The Headache is making itself known tonight and I have been ordered to put The Belly on the soft white squishy food diet - cream of rice and mashed yukon golds extremely low fat etc etc etc. Sigh, but at least The Belly got fed tonight. It's complaining and hurting, but better than last week. I'm afraid I may have to placate The Belly with some pain medication before I go to bed.
Sunday, March 1, 2009
Jackhammers of DOOM
I don't know if a change is coming in the weather, or I was just a little too active this evening. The Headache started getting more insistent about 7:00 PM. It's one of those nights where it lurches and reaches a level then lurches again. I think I have the jackhammers of doom pounding at my head!
I'm gonna reup my indomethacin to another 50 mg and if that doesn't do it another 50 in a couple of hours, back to the 200 mg per day. I was hoping to be able to decrease this as The Belly isn't happy at all. I guess I will quit eating instead of quit taking the indomethacin - it hurts a lot less!
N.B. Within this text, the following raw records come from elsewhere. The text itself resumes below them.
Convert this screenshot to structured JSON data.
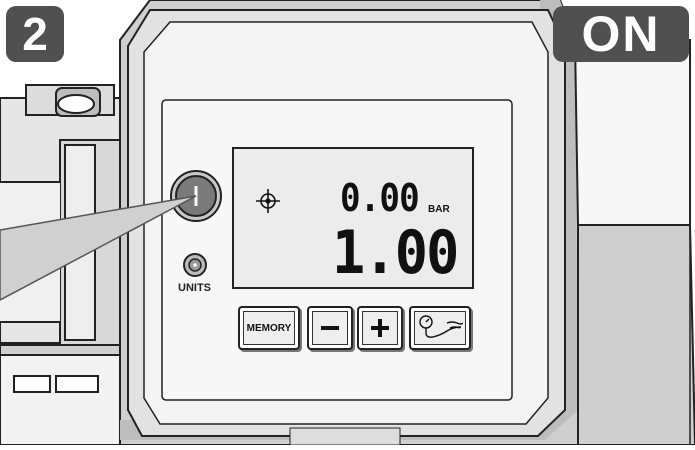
{
  "step_badge": "2",
  "status_badge": "ON",
  "display": {
    "upper_value": "0.00",
    "upper_unit": "BAR",
    "lower_value": "1.00",
    "target_icon": "crosshair-icon"
  },
  "buttons": {
    "memory_label": "MEMORY",
    "minus_icon": "minus-icon",
    "plus_icon": "plus-icon",
    "gauge_icon": "gauge-hose-icon"
  },
  "units_label": "UNITS",
  "power_button_icon": "power-icon",
  "colors": {
    "badge_bg": "#505050",
    "badge_text": "#ffffff",
    "housing": "#d6d6d6",
    "lcd": "#ececec"
  }
}
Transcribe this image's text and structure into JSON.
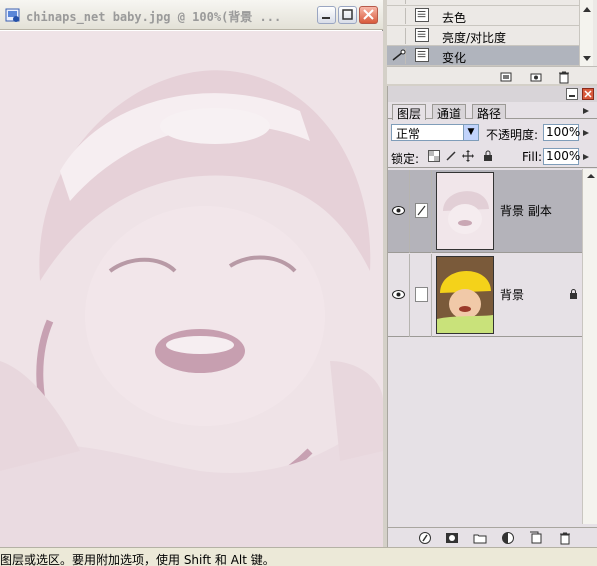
{
  "document": {
    "title": "chinaps_net baby.jpg @ 100%(背景 ..."
  },
  "history": {
    "items": [
      {
        "label": "去色",
        "selected": false
      },
      {
        "label": "亮度/对比度",
        "selected": false
      },
      {
        "label": "变化",
        "selected": true
      }
    ]
  },
  "layers_panel": {
    "tabs": [
      {
        "label": "图层",
        "active": true
      },
      {
        "label": "通道",
        "active": false
      },
      {
        "label": "路径",
        "active": false
      }
    ],
    "blend_mode": "正常",
    "opacity_label": "不透明度:",
    "opacity_value": "100%",
    "lock_label": "锁定:",
    "fill_label": "Fill:",
    "fill_value": "100%",
    "layers": [
      {
        "name": "背景 副本",
        "selected": true,
        "visible": true,
        "locked": false
      },
      {
        "name": "背景",
        "selected": false,
        "visible": true,
        "locked": true
      }
    ]
  },
  "status": {
    "text": "图层或选区。要用附加选项，使用 Shift 和 Alt 键。"
  },
  "colors": {
    "selection": "#b4b3ba",
    "tint": "#f0e4e8",
    "window_close": "#d85a3c"
  }
}
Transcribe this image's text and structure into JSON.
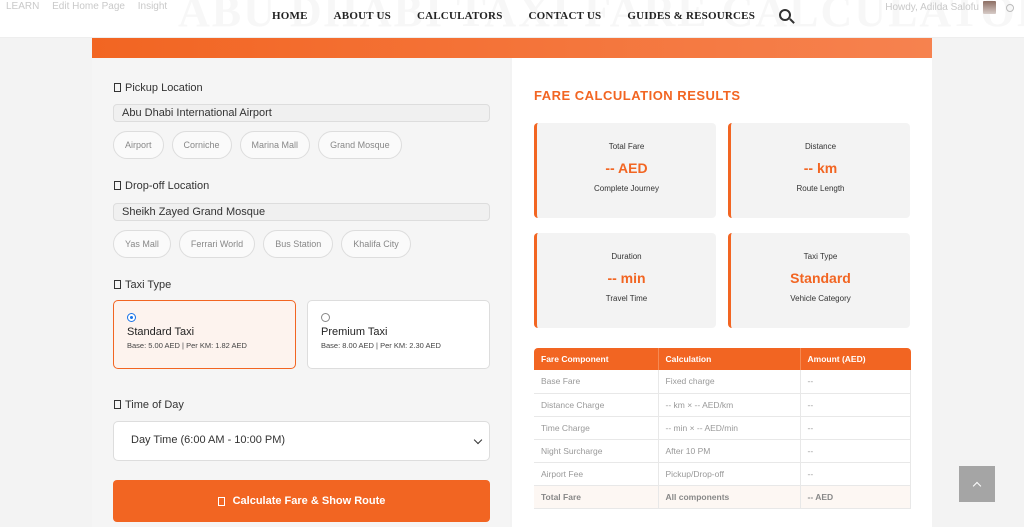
{
  "admin_bar": {
    "items": [
      "LEARN",
      "Edit Home Page",
      "Insight"
    ],
    "howdy": "Howdy, Adilda Salofu"
  },
  "hero_title_faded": "ABU DHABI TAXI FARE CALCULATOR",
  "nav": {
    "items": [
      "HOME",
      "ABOUT US",
      "CALCULATORS",
      "CONTACT US",
      "GUIDES & RESOURCES"
    ]
  },
  "form": {
    "pickup_label": "Pickup Location",
    "pickup_value": "Abu Dhabi International Airport",
    "pickup_chips": [
      "Airport",
      "Corniche",
      "Marina Mall",
      "Grand Mosque"
    ],
    "dropoff_label": "Drop-off Location",
    "dropoff_value": "Sheikh Zayed Grand Mosque",
    "dropoff_chips": [
      "Yas Mall",
      "Ferrari World",
      "Bus Station",
      "Khalifa City"
    ],
    "taxi_type_label": "Taxi Type",
    "taxi_options": [
      {
        "name": "Standard Taxi",
        "rate": "Base: 5.00 AED | Per KM: 1.82 AED",
        "selected": true
      },
      {
        "name": "Premium Taxi",
        "rate": "Base: 8.00 AED | Per KM: 2.30 AED",
        "selected": false
      }
    ],
    "time_label": "Time of Day",
    "time_value": "Day Time (6:00 AM - 10:00 PM)",
    "calc_button": "Calculate Fare & Show Route"
  },
  "results": {
    "title": "FARE CALCULATION RESULTS",
    "cards": [
      {
        "label": "Total Fare",
        "value": "-- AED",
        "sub": "Complete Journey"
      },
      {
        "label": "Distance",
        "value": "-- km",
        "sub": "Route Length"
      },
      {
        "label": "Duration",
        "value": "-- min",
        "sub": "Travel Time"
      },
      {
        "label": "Taxi Type",
        "value": "Standard",
        "sub": "Vehicle Category"
      }
    ],
    "table": {
      "headers": [
        "Fare Component",
        "Calculation",
        "Amount (AED)"
      ],
      "rows": [
        [
          "Base Fare",
          "Fixed charge",
          "--"
        ],
        [
          "Distance Charge",
          "-- km × -- AED/km",
          "--"
        ],
        [
          "Time Charge",
          "-- min × -- AED/min",
          "--"
        ],
        [
          "Night Surcharge",
          "After 10 PM",
          "--"
        ],
        [
          "Airport Fee",
          "Pickup/Drop-off",
          "--"
        ],
        [
          "Total Fare",
          "All components",
          "-- AED"
        ]
      ]
    }
  },
  "colors": {
    "accent": "#f26522",
    "radio_blue": "#1a73e8"
  }
}
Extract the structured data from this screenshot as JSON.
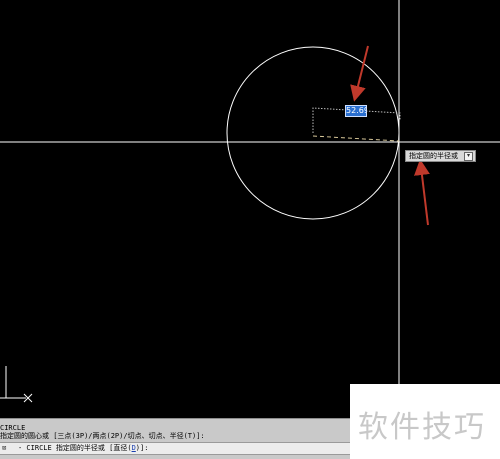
{
  "canvas": {
    "radius_value": "52.69",
    "tooltip_text": "指定圆的半径或",
    "tooltip_button_icon": "dropdown-arrow-icon",
    "colors": {
      "background": "#000000",
      "circle": "#ffffff",
      "crosshair": "#ffffff",
      "rubber_band": "#d8c89a",
      "annotation_arrow": "#c0392b",
      "input_fill": "#2a6fd0"
    }
  },
  "command_line": {
    "history": [
      "CIRCLE",
      "指定圆的圆心或 [三点(3P)/两点(2P)/切点、切点、半径(T)]:"
    ],
    "prompt_marker": "⊠",
    "prompt_prefix": "- CIRCLE 指定圆的半径或 [直径(",
    "prompt_option_key": "D",
    "prompt_suffix": ")]:"
  },
  "watermark": {
    "text": "软件技巧"
  }
}
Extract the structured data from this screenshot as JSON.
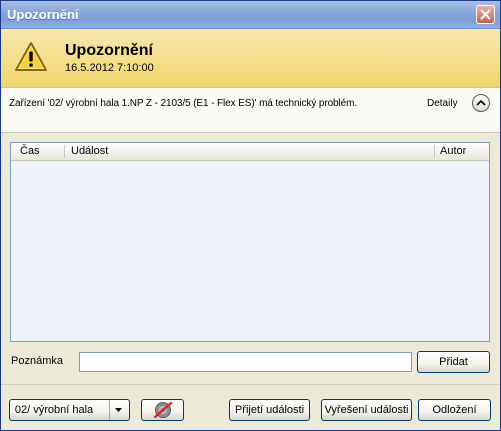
{
  "window": {
    "title": "Upozornění"
  },
  "header": {
    "title": "Upozornění",
    "datetime": "16.5.2012 7:10:00",
    "icon": "warning-icon"
  },
  "info": {
    "message": "Zařízení '02/ výrobní hala 1.NP Z - 2103/5 (E1 - Flex ES)' má technický problém.",
    "details_label": "Detaily"
  },
  "grid": {
    "columns": [
      "Čas",
      "Událost",
      "Autor"
    ],
    "rows": []
  },
  "note": {
    "label": "Poznámka",
    "value": "",
    "add_button": "Přidat"
  },
  "footer": {
    "location_button": "02/ výrobní hala",
    "accept_button": "Přijetí události",
    "resolve_button": "Vyřešení události",
    "postpone_button": "Odložení"
  }
}
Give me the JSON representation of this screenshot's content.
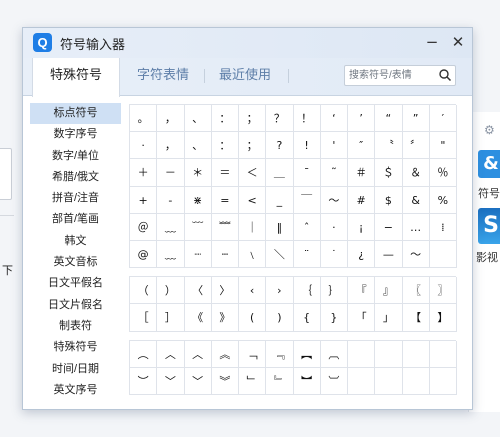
{
  "background": {
    "left_text": "下",
    "right_label_1": "符号",
    "right_label_2": "影视",
    "right_logo_1": "&",
    "right_logo_2": "S"
  },
  "window": {
    "logo": "Q",
    "title": "符号输入器",
    "minimize": "−",
    "close": "✕"
  },
  "tabs": [
    {
      "label": "特殊符号",
      "active": true
    },
    {
      "label": "字符表情",
      "active": false
    },
    {
      "label": "最近使用",
      "active": false
    }
  ],
  "search": {
    "placeholder": "搜索符号/表情",
    "value": ""
  },
  "sidebar": {
    "items": [
      {
        "label": "标点符号",
        "active": true
      },
      {
        "label": "数字序号"
      },
      {
        "label": "数字/单位"
      },
      {
        "label": "希腊/俄文"
      },
      {
        "label": "拼音/注音"
      },
      {
        "label": "部首/笔画"
      },
      {
        "label": "韩文"
      },
      {
        "label": "英文音标"
      },
      {
        "label": "日文平假名"
      },
      {
        "label": "日文片假名"
      },
      {
        "label": "制表符"
      },
      {
        "label": "特殊符号"
      },
      {
        "label": "时间/日期"
      },
      {
        "label": "英文序号"
      }
    ]
  },
  "symbol_groups": [
    {
      "rows": [
        [
          "。",
          "，",
          "、",
          "：",
          "；",
          "？",
          "！",
          "‘",
          "’",
          "“",
          "”",
          "′"
        ],
        [
          "·",
          "，",
          "、",
          "：",
          "；",
          "?",
          "!",
          "'",
          "″",
          "〝",
          "〞",
          "\""
        ],
        [
          "＋",
          "－",
          "＊",
          "＝",
          "＜",
          "＿",
          "ˉ",
          "˜",
          "＃",
          "＄",
          "＆",
          "％"
        ],
        [
          "+",
          "-",
          "⋇",
          "=",
          "<",
          "_",
          "￣",
          "～",
          "#",
          "$",
          "&",
          "%"
        ],
        [
          "＠",
          "﹏",
          "﹋",
          "﹌",
          "｜",
          "‖",
          "ˆ",
          "·",
          "¡",
          "−",
          "…",
          "⁞"
        ],
        [
          "@",
          "﹏",
          "┈",
          "┄",
          "﹨",
          "＼",
          "¨",
          "˙",
          "¿",
          "—",
          "～",
          ""
        ]
      ]
    },
    {
      "rows": [
        [
          "（",
          "）",
          "〈",
          "〉",
          "‹",
          "›",
          "｛",
          "｝",
          "『",
          "』",
          "〖",
          "〗"
        ],
        [
          "［",
          "］",
          "《",
          "》",
          "(",
          ")",
          "{",
          "}",
          "「",
          "」",
          "【",
          "】"
        ]
      ]
    },
    {
      "rows": [
        [
          "︵",
          "︿",
          "︿",
          "︽",
          "﹁",
          "﹃",
          "︻",
          "︹",
          "",
          "",
          "",
          ""
        ],
        [
          "︶",
          "﹀",
          "﹀",
          "︾",
          "﹂",
          "﹄",
          "︼",
          "︺",
          "",
          "",
          "",
          ""
        ]
      ]
    }
  ]
}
A strange happening - my blog posting date and time has been stuck this last week. I just noticed (I will blame my laxity on the Jackhammers of DOOM run by OompaLoompas) and have had to go back and guestimate time and date. I wonder what could have done that???
Do Nuthin' Day
I have done a big lot of nothing today. The Headache appreciates it mightily. I have cut back on the indomethacin yesterday and today to 100 mg per day instead of 200 mg. The Headache still hurts but The Belly is feeling better.
I did bake a birthday cake for my brother's birthday, but that wasn't a lot of effort. I am not eating much which is helping The Belly also.
I dreamt last night about sleeping in bathtubs and woke up with my head jammed up against the headboard of my bed. No wonder!!!